What is MPGe and How is It Calculated?
When you’re comparing fuel efficiency for conventional vehicles, MPG (Miles Per Gallon) is all you need to know. For hybrids and all-electrics, you need to start taking MPGe (Miles Per Gallon equivalent) into account. So:
- What does MPGe mean?
- How is MPGe calculated?
- How should you shop using MPGe ratings?
We’ve broken down each question to get you up to speed on MPGe.
What Does MPGe Signify?
When hybrid and electric vehicles started hitting the roads, federal agencies were faced with something of a quandary: how could they let shoppers compare energy costs without the conventional MPG rating? An all-electric vehicle doesn’t use “gallons” of anything, and a hybrid supplements its fuel with electric input, so an easy apples-to-apples standard had to be developed.
That’s where MPGe comes from: it stands for “Miles Per Gallon equivalent.” Instead of using unfamiliar terms, such as kilowatts and kilowatt-hours, the MPGe standard is easy enough to understand. It simply refers to the number of miles a vehicle can travel using a quantity of electricity, with the energy content identical to one gallon of gasoline.
How is MPGe Calculated?
MPGe is a virtual calculation. The EPA conducts test cycles and assumes averages for key variables, including electricity rates and fuel costs. It sounds like a hit-or-miss process, but it’s used across all electric and hybrid models to provide a relatively accurate impression of how each one will behave.
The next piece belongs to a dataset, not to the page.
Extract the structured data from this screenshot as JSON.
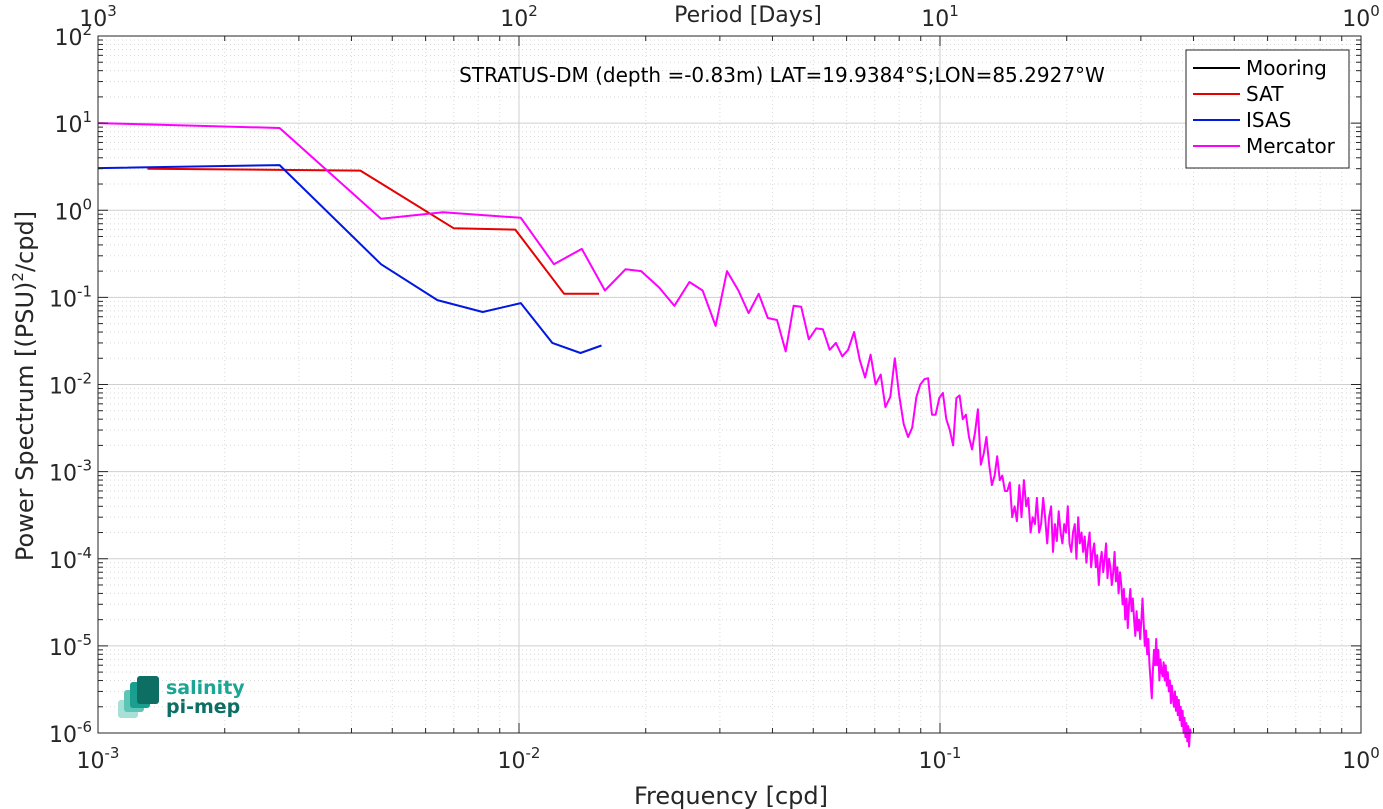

Essentially, if the EPA rates a certain hybrid or electric vehicle at 100 MPGe, it means its operating efficiency is on par with a fuel-based car that gets 100 mpg.
How Should You Shop Using MPGe Ratings?
- All-Electric: If you’re shopping for a battery-electric car, the distance it covers from full battery to flat is its MPGe rating – this goes on the sticker in place of the traditional MPG figure. For example, the Ford Focus Electric makes up to 107 combined MPGe.
- Hybrid: When you’re shopping for a hybrid, you’ll find two types of rating; traditional MPG shows how far a vehicle goes under conventional power, while MPGe shows how far it goes when the battery pack is used.